Henry Lusk

No. 88, 83
- Position: Tight end

Personal information
- Born: May 8, 1972 (age 53) Seaside, California, U.S.
- Height: 6 ft 2 in (1.88 m)
- Weight: 245 lb (111 kg)

Career information
- High school: Monterey (Monterey, California)
- College: Utah
- NFL draft: 1996: 7th round, 246th overall pick

Career history
- New Orleans Saints (1996); New York Jets (1997)*; Green Bay Packers (1997)*; Washington Redskins (1998)*; Miami Dolphins (1998); Washington Redskins (1999)*; New England Patriots (1999)*; Tampa Bay Buccaneers (2000)*;
- * Offseason and/or practice squad member only

Awards and highlights
- Second-team All-WAC (1993);

Career NFL statistics
- Receptions: 27
- Receiving yards: 210
- Rushing yards: 7
- Stats at Pro Football Reference

= Henry Lusk =

American football player (born 1972)

Hendrick Hamilton Lusk (born May 8, 1972) is an American former professional football player who was a tight end for two seasons for the New Orleans Saints, Green Bay Packers and Miami Dolphins of the National Football League (NFL). He was selected in the seventh round of the 1996 NFL draft. In 2010, Lusk became the head coach of the John F. Kennedy High School football team in Sacramento, California.
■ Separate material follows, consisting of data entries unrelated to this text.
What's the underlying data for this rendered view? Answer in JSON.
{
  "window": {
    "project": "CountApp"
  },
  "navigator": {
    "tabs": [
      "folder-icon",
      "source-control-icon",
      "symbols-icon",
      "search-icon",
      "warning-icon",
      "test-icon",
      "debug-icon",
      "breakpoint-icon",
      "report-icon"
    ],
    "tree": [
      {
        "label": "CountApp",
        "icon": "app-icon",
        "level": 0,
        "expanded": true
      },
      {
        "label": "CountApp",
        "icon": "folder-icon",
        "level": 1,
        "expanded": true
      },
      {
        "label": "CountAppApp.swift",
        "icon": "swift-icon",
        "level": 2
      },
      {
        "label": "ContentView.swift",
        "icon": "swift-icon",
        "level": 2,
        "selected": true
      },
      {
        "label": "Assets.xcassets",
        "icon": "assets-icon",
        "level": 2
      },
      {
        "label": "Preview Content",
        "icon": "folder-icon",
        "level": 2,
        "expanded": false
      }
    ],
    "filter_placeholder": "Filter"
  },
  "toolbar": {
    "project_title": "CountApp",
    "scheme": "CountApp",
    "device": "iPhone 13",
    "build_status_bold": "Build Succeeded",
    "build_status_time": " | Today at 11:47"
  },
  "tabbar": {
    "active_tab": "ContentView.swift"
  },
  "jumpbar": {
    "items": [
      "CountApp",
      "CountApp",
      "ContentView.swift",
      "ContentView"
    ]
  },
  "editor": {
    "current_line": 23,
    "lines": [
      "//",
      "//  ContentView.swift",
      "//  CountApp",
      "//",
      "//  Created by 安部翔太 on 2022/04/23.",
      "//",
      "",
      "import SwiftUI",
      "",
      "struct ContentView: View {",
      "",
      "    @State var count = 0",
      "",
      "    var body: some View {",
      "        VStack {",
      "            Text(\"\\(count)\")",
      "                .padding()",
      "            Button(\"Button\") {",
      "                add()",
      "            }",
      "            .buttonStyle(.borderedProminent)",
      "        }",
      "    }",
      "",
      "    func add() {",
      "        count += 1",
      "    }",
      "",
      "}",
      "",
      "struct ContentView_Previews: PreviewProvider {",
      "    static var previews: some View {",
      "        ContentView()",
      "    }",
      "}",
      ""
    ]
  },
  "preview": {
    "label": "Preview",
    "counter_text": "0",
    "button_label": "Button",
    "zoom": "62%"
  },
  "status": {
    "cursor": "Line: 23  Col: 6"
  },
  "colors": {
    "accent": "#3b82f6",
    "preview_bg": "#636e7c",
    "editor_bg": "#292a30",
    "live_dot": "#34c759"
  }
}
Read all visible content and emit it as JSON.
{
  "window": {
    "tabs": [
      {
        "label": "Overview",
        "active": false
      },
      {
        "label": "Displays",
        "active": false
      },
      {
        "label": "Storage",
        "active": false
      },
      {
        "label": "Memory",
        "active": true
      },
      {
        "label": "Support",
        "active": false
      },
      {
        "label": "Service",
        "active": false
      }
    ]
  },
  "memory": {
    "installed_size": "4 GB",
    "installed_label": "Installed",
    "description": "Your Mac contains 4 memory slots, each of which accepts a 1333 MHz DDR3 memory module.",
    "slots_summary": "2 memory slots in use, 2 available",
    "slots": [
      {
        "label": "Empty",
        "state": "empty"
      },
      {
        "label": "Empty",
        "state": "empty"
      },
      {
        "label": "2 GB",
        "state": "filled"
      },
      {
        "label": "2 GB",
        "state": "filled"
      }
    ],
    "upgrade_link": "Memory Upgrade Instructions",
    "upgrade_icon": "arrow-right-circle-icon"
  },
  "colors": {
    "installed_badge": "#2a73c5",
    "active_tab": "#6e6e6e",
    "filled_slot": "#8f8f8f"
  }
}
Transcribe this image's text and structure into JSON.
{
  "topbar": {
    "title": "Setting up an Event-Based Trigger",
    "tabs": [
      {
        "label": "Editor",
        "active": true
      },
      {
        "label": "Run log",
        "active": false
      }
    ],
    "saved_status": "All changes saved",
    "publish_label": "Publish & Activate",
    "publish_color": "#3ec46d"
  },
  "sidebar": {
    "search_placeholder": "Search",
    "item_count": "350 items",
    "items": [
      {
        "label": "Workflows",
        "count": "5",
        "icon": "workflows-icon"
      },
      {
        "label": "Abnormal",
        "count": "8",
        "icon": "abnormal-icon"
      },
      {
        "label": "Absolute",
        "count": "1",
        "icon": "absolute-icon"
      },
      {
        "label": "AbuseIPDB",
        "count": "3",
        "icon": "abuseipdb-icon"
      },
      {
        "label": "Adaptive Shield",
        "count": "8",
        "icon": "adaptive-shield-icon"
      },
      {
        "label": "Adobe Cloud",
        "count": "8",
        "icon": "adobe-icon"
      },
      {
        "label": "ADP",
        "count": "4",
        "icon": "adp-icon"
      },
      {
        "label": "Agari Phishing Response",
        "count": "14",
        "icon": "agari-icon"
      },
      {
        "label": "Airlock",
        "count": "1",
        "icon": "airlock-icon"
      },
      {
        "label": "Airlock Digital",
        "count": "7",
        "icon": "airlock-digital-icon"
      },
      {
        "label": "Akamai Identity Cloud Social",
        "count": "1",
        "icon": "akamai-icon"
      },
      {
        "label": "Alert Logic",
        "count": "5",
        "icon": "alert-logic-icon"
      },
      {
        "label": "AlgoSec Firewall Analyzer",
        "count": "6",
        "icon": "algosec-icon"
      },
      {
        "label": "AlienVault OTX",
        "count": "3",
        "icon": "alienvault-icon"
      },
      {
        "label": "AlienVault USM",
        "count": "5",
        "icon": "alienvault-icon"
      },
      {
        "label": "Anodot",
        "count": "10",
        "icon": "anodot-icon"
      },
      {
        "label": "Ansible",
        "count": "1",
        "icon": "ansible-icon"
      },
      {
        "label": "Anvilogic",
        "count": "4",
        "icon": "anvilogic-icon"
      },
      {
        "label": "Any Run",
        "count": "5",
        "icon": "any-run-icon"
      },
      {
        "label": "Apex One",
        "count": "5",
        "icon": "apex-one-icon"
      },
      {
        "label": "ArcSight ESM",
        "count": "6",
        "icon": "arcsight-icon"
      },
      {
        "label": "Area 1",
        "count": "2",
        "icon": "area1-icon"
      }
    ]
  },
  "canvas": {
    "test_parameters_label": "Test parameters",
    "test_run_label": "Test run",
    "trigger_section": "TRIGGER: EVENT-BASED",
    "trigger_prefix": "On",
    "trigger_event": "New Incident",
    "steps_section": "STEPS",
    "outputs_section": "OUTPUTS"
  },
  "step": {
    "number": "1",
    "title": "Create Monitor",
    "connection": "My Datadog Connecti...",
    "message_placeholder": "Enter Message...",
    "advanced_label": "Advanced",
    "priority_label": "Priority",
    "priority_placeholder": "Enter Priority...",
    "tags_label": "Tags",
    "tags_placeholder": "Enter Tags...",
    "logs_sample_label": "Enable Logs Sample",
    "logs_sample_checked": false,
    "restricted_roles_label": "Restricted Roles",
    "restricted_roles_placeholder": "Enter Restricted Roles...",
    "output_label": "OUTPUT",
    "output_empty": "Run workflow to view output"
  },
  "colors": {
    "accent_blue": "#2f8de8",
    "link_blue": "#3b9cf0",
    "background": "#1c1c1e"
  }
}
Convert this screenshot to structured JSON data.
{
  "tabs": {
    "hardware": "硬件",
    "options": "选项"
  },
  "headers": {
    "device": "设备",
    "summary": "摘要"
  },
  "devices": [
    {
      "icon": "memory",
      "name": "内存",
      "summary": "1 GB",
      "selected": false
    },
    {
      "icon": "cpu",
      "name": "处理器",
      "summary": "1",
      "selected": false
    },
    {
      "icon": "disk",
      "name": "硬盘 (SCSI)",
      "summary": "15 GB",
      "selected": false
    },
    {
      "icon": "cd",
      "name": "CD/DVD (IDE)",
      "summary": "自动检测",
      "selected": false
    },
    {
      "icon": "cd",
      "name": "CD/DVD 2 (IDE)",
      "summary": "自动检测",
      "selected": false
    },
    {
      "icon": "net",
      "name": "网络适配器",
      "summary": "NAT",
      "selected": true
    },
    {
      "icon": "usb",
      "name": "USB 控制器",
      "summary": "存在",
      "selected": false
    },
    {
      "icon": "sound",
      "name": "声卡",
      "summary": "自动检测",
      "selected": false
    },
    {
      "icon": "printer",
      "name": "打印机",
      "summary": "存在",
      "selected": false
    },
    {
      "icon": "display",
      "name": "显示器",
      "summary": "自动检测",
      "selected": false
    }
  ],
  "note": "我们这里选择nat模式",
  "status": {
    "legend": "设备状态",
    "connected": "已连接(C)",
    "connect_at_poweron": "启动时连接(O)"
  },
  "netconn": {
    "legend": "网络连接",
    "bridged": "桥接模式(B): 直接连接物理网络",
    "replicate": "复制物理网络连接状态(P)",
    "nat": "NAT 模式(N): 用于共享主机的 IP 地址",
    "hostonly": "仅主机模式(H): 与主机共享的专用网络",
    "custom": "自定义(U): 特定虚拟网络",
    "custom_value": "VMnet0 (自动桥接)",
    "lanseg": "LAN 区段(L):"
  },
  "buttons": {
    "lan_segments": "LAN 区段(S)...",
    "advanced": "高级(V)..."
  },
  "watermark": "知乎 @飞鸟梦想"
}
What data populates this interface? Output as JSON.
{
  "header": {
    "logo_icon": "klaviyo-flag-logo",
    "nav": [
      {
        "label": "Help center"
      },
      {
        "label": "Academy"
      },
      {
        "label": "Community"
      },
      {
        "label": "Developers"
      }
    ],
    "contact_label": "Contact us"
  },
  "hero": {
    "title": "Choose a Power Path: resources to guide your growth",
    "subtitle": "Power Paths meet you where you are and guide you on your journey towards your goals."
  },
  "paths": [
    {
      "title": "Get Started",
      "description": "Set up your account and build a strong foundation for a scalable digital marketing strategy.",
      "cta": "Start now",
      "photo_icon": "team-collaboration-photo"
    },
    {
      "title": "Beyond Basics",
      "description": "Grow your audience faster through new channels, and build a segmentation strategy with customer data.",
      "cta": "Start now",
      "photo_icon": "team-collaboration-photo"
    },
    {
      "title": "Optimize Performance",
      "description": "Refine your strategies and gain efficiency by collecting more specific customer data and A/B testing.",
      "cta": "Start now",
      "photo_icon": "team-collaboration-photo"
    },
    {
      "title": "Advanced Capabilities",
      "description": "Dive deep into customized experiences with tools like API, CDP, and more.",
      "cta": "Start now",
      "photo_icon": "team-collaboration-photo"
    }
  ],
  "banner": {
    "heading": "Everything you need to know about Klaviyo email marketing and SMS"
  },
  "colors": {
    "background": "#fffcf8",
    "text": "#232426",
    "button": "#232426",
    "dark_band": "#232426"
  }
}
He resigned from coaching John F. Kennedy High School due to a lewd photo of him surfacing.

Lusk was a high school football coach for Murray High School in Salt Lake City, Utah. He began coaching at Desert Hills High School, and won the 3AA state championship in 2016. In 2017, Lusk became the head coach of the Monterey High School football team, the school which he attended.